In the beginning, man was a polywog. And the polywog was without form and void, and angst hovered over the surface of the waters. Then the polywog said to himself, "Let us make me in our own image," and it was so. And the polywog grew legs, but after weeks at sea they were unwieldy when he staggered onto dry land so he grew hair and phalanges and other stuff to help him do whatever he needed to do.
When other man-wogs moved into his neighborhood, they had to figure out how to get along. Most of them kept to themselves and greeted each other with minimal grunts and oomphs, but other man-wogs were mean and greedy and started killing each other to get what they wanted.
For a time the man-wog village prospered until some of them started turning into monkeys and needed a drier climate.

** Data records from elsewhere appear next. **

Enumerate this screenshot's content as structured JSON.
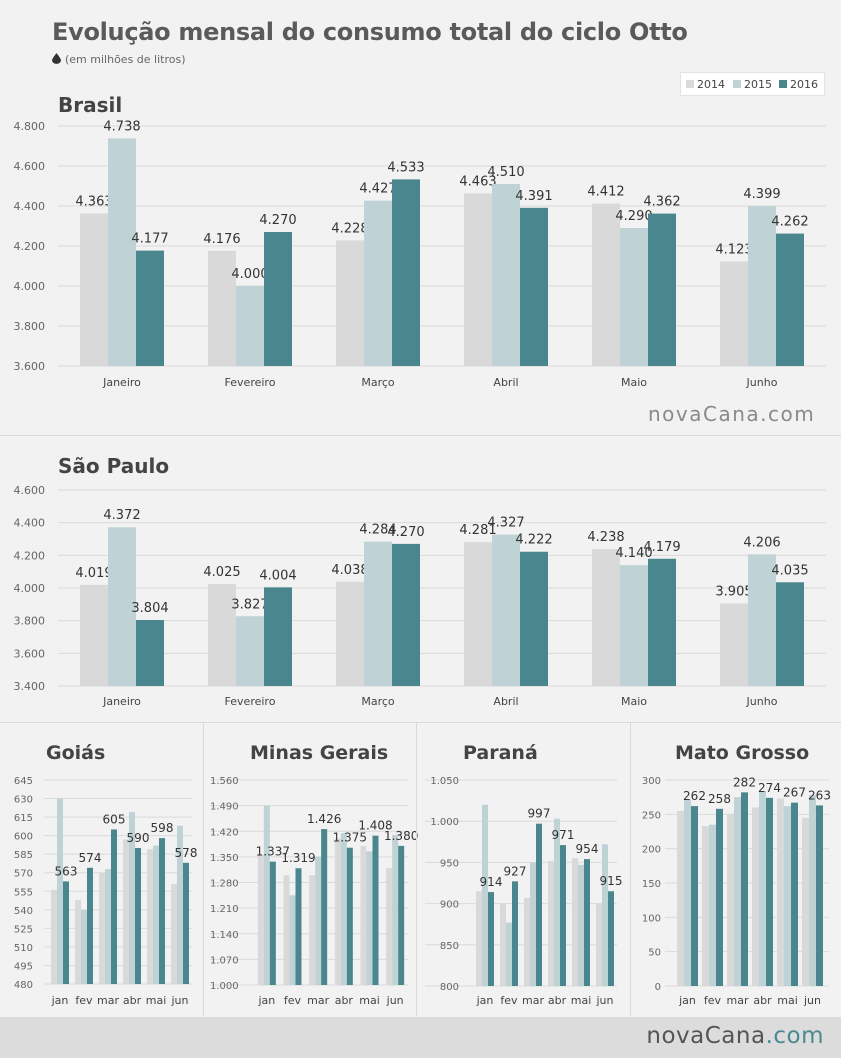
{
  "header": {
    "title": "Evolução mensal do consumo total do ciclo Otto",
    "subtitle": "(em milhões de litros)",
    "icon": "drop-icon"
  },
  "legend": {
    "items": [
      {
        "label": "2014",
        "color": "#d9d9d9"
      },
      {
        "label": "2015",
        "color": "#bfd3d6"
      },
      {
        "label": "2016",
        "color": "#4a868d"
      }
    ]
  },
  "colors": {
    "s2014": "#d9d9d9",
    "s2015": "#bfd3d6",
    "s2016": "#4a868d",
    "grid": "#dadada"
  },
  "branding": {
    "mid_logo": "novaCana.com",
    "footer_logo_main": "novaCana",
    "footer_logo_tld": ".com"
  },
  "chart_data": [
    {
      "type": "bar",
      "title": "Brasil",
      "categories": [
        "Janeiro",
        "Fevereiro",
        "Março",
        "Abril",
        "Maio",
        "Junho"
      ],
      "ylim": [
        3600,
        4800
      ],
      "ytick_labels": [
        "3.600",
        "3.800",
        "4.000",
        "4.200",
        "4.400",
        "4.600",
        "4.800"
      ],
      "grid": true,
      "series": [
        {
          "name": "2014",
          "values": [
            4363,
            4176,
            4228,
            4463,
            4412,
            4123
          ],
          "labels": [
            "4.363",
            "4.176",
            "4.228",
            "4.463",
            "4.412",
            "4.123"
          ]
        },
        {
          "name": "2015",
          "values": [
            4738,
            4000,
            4427,
            4510,
            4290,
            4399
          ],
          "labels": [
            "4.738",
            "4.000",
            "4.427",
            "4.510",
            "4.290",
            "4.399"
          ]
        },
        {
          "name": "2016",
          "values": [
            4177,
            4270,
            4533,
            4391,
            4362,
            4262
          ],
          "labels": [
            "4.177",
            "4.270",
            "4.533",
            "4.391",
            "4.362",
            "4.262"
          ]
        }
      ]
    },
    {
      "type": "bar",
      "title": "São Paulo",
      "categories": [
        "Janeiro",
        "Fevereiro",
        "Março",
        "Abril",
        "Maio",
        "Junho"
      ],
      "ylim": [
        3400,
        4600
      ],
      "ytick_labels": [
        "3.400",
        "3.600",
        "3.800",
        "4.000",
        "4.200",
        "4.400",
        "4.600"
      ],
      "grid": true,
      "series": [
        {
          "name": "2014",
          "values": [
            4019,
            4025,
            4038,
            4281,
            4238,
            3905
          ],
          "labels": [
            "4.019",
            "4.025",
            "4.038",
            "4.281",
            "4.238",
            "3.905"
          ]
        },
        {
          "name": "2015",
          "values": [
            4372,
            3827,
            4284,
            4327,
            4140,
            4206
          ],
          "labels": [
            "4.372",
            "3.827",
            "4.284",
            "4.327",
            "4.140",
            "4.206"
          ]
        },
        {
          "name": "2016",
          "values": [
            3804,
            4004,
            4270,
            4222,
            4179,
            4035
          ],
          "labels": [
            "3.804",
            "4.004",
            "4.270",
            "4.222",
            "4.179",
            "4.035"
          ]
        }
      ]
    },
    {
      "type": "bar",
      "title": "Goiás",
      "categories": [
        "jan",
        "fev",
        "mar",
        "abr",
        "mai",
        "jun"
      ],
      "ylim": [
        480,
        645
      ],
      "ytick_labels": [
        "480",
        "495",
        "510",
        "525",
        "540",
        "555",
        "570",
        "585",
        "600",
        "615",
        "630",
        "645"
      ],
      "grid": true,
      "series": [
        {
          "name": "2014",
          "values": [
            556,
            548,
            570,
            597,
            589,
            561
          ]
        },
        {
          "name": "2015",
          "values": [
            630,
            540,
            573,
            619,
            592,
            608
          ]
        },
        {
          "name": "2016",
          "values": [
            563,
            574,
            605,
            590,
            598,
            578
          ],
          "labels": [
            "563",
            "574",
            "605",
            "590",
            "598",
            "578"
          ]
        }
      ]
    },
    {
      "type": "bar",
      "title": "Minas Gerais",
      "categories": [
        "jan",
        "fev",
        "mar",
        "abr",
        "mai",
        "jun"
      ],
      "ylim": [
        1000,
        1560
      ],
      "ytick_labels": [
        "1.000",
        "1.070",
        "1.140",
        "1.210",
        "1.280",
        "1.350",
        "1.420",
        "1.490",
        "1.560"
      ],
      "grid": true,
      "series": [
        {
          "name": "2014",
          "values": [
            1355,
            1300,
            1300,
            1400,
            1380,
            1320
          ]
        },
        {
          "name": "2015",
          "values": [
            1490,
            1245,
            1350,
            1415,
            1365,
            1410
          ]
        },
        {
          "name": "2016",
          "values": [
            1337,
            1319,
            1426,
            1375,
            1408,
            1380
          ],
          "labels": [
            "1.337",
            "1.319",
            "1.426",
            "1.375",
            "1.408",
            "1.380"
          ]
        }
      ]
    },
    {
      "type": "bar",
      "title": "Paraná",
      "categories": [
        "jan",
        "fev",
        "mar",
        "abr",
        "mai",
        "jun"
      ],
      "ylim": [
        800,
        1050
      ],
      "ytick_labels": [
        "800",
        "850",
        "900",
        "950",
        "1.000",
        "1.050"
      ],
      "grid": true,
      "series": [
        {
          "name": "2014",
          "values": [
            915,
            900,
            907,
            952,
            955,
            900
          ]
        },
        {
          "name": "2015",
          "values": [
            1020,
            877,
            950,
            1003,
            947,
            972
          ]
        },
        {
          "name": "2016",
          "values": [
            914,
            927,
            997,
            971,
            954,
            915
          ],
          "labels": [
            "914",
            "927",
            "997",
            "971",
            "954",
            "915"
          ]
        }
      ]
    },
    {
      "type": "bar",
      "title": "Mato Grosso",
      "categories": [
        "jan",
        "fev",
        "mar",
        "abr",
        "mai",
        "jun"
      ],
      "ylim": [
        0,
        300
      ],
      "ytick_labels": [
        "0",
        "50",
        "100",
        "150",
        "200",
        "250",
        "300"
      ],
      "grid": true,
      "series": [
        {
          "name": "2014",
          "values": [
            255,
            233,
            250,
            260,
            273,
            245
          ]
        },
        {
          "name": "2015",
          "values": [
            272,
            235,
            275,
            284,
            262,
            278
          ]
        },
        {
          "name": "2016",
          "values": [
            262,
            258,
            282,
            274,
            267,
            263
          ],
          "labels": [
            "262",
            "258",
            "282",
            "274",
            "267",
            "263"
          ]
        }
      ]
    }
  ]
}
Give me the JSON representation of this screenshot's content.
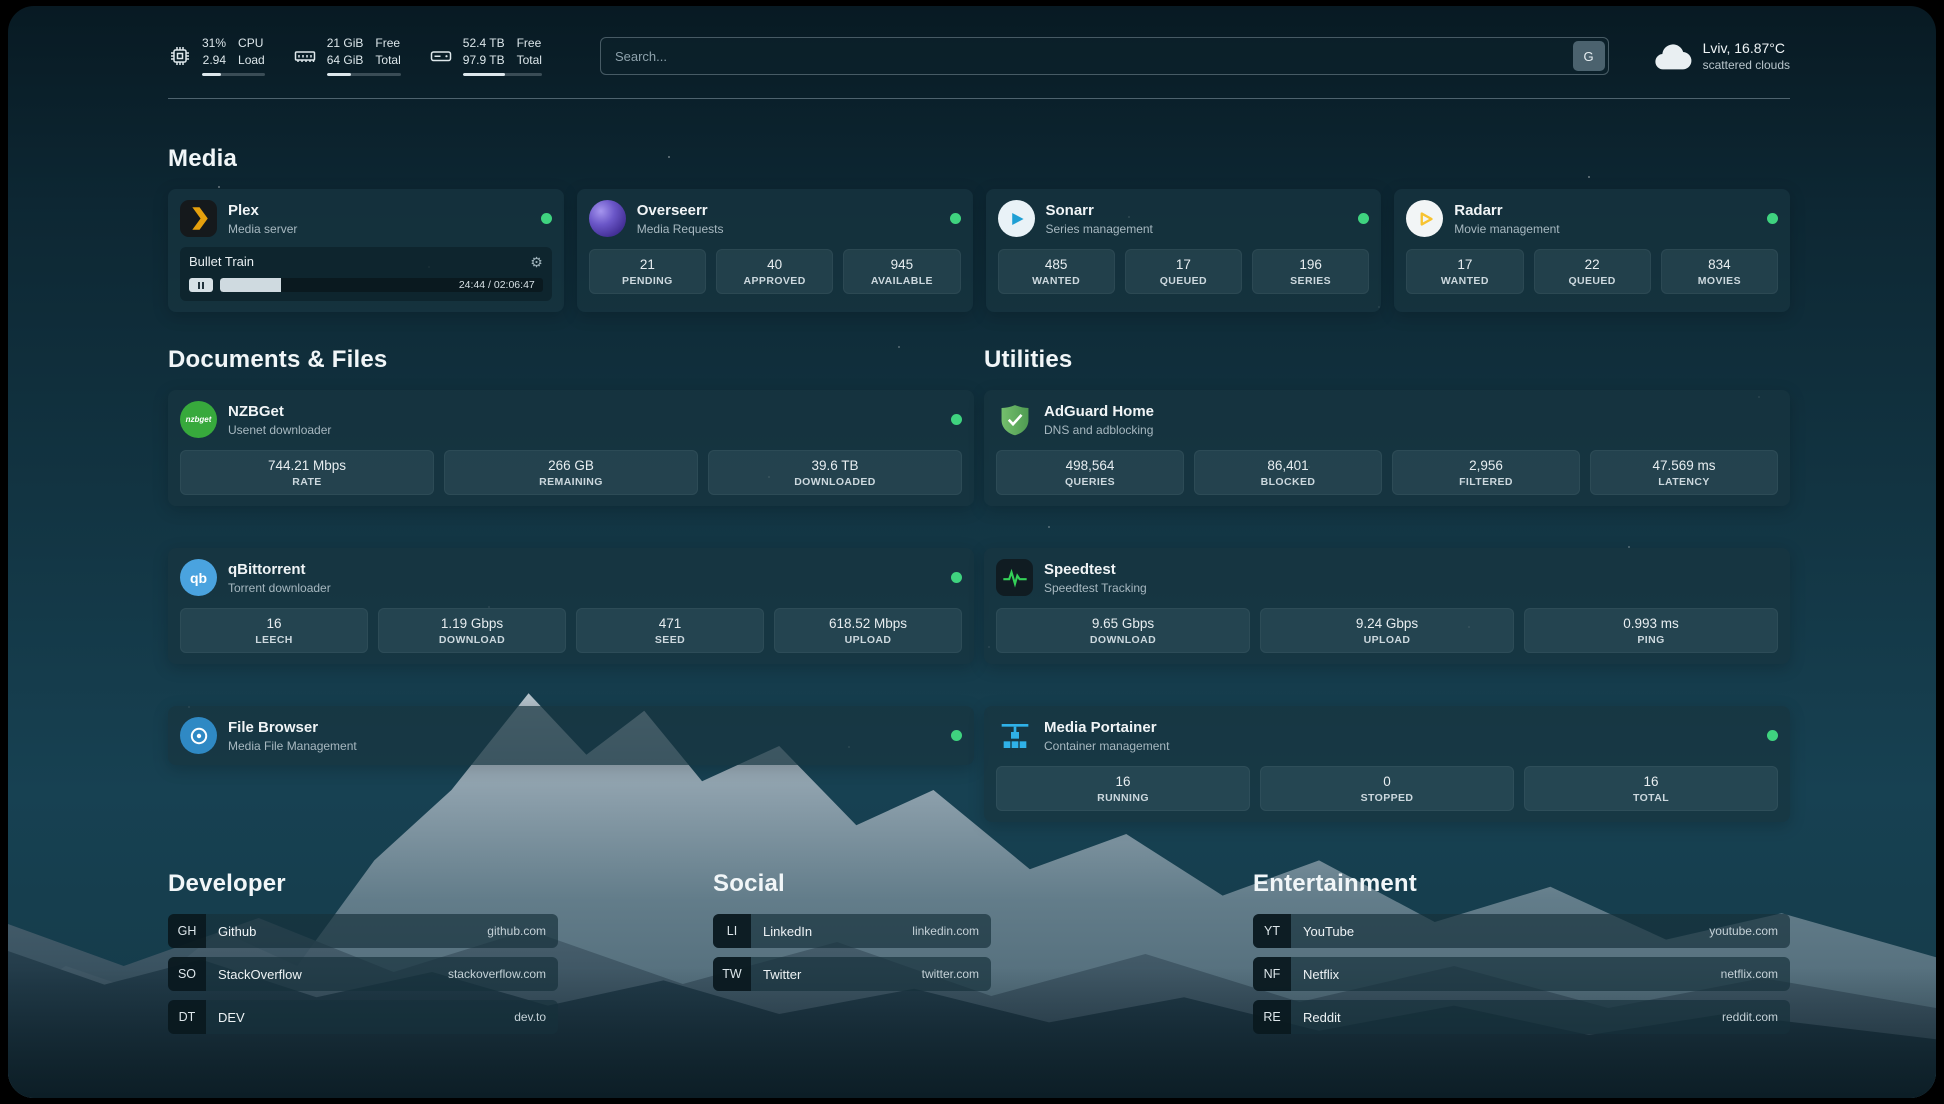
{
  "colors": {
    "status_online": "#3fd37f",
    "plex_accent": "#e5a00d",
    "speedtest_accent": "#34d058",
    "sonarr_accent": "#1e9fd4",
    "radarr_accent": "#f7c331"
  },
  "topbar": {
    "cpu": {
      "percent": "31%",
      "load": "2.94",
      "label_top": "CPU",
      "label_bottom": "Load",
      "bar_percent": 31
    },
    "memory": {
      "free": "21 GiB",
      "total": "64 GiB",
      "label_top": "Free",
      "label_bottom": "Total",
      "bar_percent": 33
    },
    "disk": {
      "free": "52.4 TB",
      "total": "97.9 TB",
      "label_top": "Free",
      "label_bottom": "Total",
      "bar_percent": 53
    },
    "search": {
      "placeholder": "Search...",
      "button_label": "G"
    },
    "weather": {
      "location": "Lviv, 16.87°C",
      "condition": "scattered clouds"
    }
  },
  "media": {
    "title": "Media",
    "plex": {
      "name": "Plex",
      "subtitle": "Media server",
      "now_playing": "Bullet Train",
      "gear_icon": "⚙",
      "time": "24:44 / 02:06:47",
      "progress_percent": 19
    },
    "overseerr": {
      "name": "Overseerr",
      "subtitle": "Media Requests",
      "stats": [
        {
          "value": "21",
          "label": "PENDING"
        },
        {
          "value": "40",
          "label": "APPROVED"
        },
        {
          "value": "945",
          "label": "AVAILABLE"
        }
      ]
    },
    "sonarr": {
      "name": "Sonarr",
      "subtitle": "Series management",
      "stats": [
        {
          "value": "485",
          "label": "WANTED"
        },
        {
          "value": "17",
          "label": "QUEUED"
        },
        {
          "value": "196",
          "label": "SERIES"
        }
      ]
    },
    "radarr": {
      "name": "Radarr",
      "subtitle": "Movie management",
      "stats": [
        {
          "value": "17",
          "label": "WANTED"
        },
        {
          "value": "22",
          "label": "QUEUED"
        },
        {
          "value": "834",
          "label": "MOVIES"
        }
      ]
    }
  },
  "documents": {
    "title": "Documents & Files",
    "nzbget": {
      "name": "NZBGet",
      "subtitle": "Usenet downloader",
      "icon_text": "nzbget",
      "stats": [
        {
          "value": "744.21 Mbps",
          "label": "RATE"
        },
        {
          "value": "266 GB",
          "label": "REMAINING"
        },
        {
          "value": "39.6 TB",
          "label": "DOWNLOADED"
        }
      ]
    },
    "qbittorrent": {
      "name": "qBittorrent",
      "subtitle": "Torrent downloader",
      "icon_text": "qb",
      "stats": [
        {
          "value": "16",
          "label": "LEECH"
        },
        {
          "value": "1.19 Gbps",
          "label": "DOWNLOAD"
        },
        {
          "value": "471",
          "label": "SEED"
        },
        {
          "value": "618.52 Mbps",
          "label": "UPLOAD"
        }
      ]
    },
    "filebrowser": {
      "name": "File Browser",
      "subtitle": "Media File Management"
    }
  },
  "utilities": {
    "title": "Utilities",
    "adguard": {
      "name": "AdGuard Home",
      "subtitle": "DNS and adblocking",
      "stats": [
        {
          "value": "498,564",
          "label": "QUERIES"
        },
        {
          "value": "86,401",
          "label": "BLOCKED"
        },
        {
          "value": "2,956",
          "label": "FILTERED"
        },
        {
          "value": "47.569 ms",
          "label": "LATENCY"
        }
      ]
    },
    "speedtest": {
      "name": "Speedtest",
      "subtitle": "Speedtest Tracking",
      "stats": [
        {
          "value": "9.65 Gbps",
          "label": "DOWNLOAD"
        },
        {
          "value": "9.24 Gbps",
          "label": "UPLOAD"
        },
        {
          "value": "0.993 ms",
          "label": "PING"
        }
      ]
    },
    "portainer": {
      "name": "Media Portainer",
      "subtitle": "Container management",
      "stats": [
        {
          "value": "16",
          "label": "RUNNING"
        },
        {
          "value": "0",
          "label": "STOPPED"
        },
        {
          "value": "16",
          "label": "TOTAL"
        }
      ]
    }
  },
  "bookmarks": {
    "developer": {
      "title": "Developer",
      "items": [
        {
          "abbr": "GH",
          "name": "Github",
          "url": "github.com"
        },
        {
          "abbr": "SO",
          "name": "StackOverflow",
          "url": "stackoverflow.com"
        },
        {
          "abbr": "DT",
          "name": "DEV",
          "url": "dev.to"
        }
      ]
    },
    "social": {
      "title": "Social",
      "items": [
        {
          "abbr": "LI",
          "name": "LinkedIn",
          "url": "linkedin.com"
        },
        {
          "abbr": "TW",
          "name": "Twitter",
          "url": "twitter.com"
        }
      ]
    },
    "entertainment": {
      "title": "Entertainment",
      "items": [
        {
          "abbr": "YT",
          "name": "YouTube",
          "url": "youtube.com"
        },
        {
          "abbr": "NF",
          "name": "Netflix",
          "url": "netflix.com"
        },
        {
          "abbr": "RE",
          "name": "Reddit",
          "url": "reddit.com"
        }
      ]
    }
  }
}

The monkeys left, but they all fought over the same tree to swing in and there were more problems because the monkeys were stronger and meaner than the man-wogs. In the end they decided to turn into people, and invented the nuclear bomb to make sure everyone behaved.
Atheist ethics is kind of a contradiction in terms. Built on secular humanism and evolution (with a consequent denial of absolute or universal truth), atheist ethicists are forced to build their framework on sketchy principles that are usually just re-phrased Christian ethics.
There are two common atheistic views on human nature: one says all men are essentially good, the other says there is no universal or common human nature. Those who assume the first believe man will naturally behave himself; a strict ethical code is thus unnecessary. Those who hold the second view believe it is up to individuals or individual communities to come up with an ethical system, which is essentially no more than moral anarchy.
While we can be thankful such anarchy can't practically exist (God is in control), we must also be aware of the dangers presented by secular ethical systems (or the lack thereof).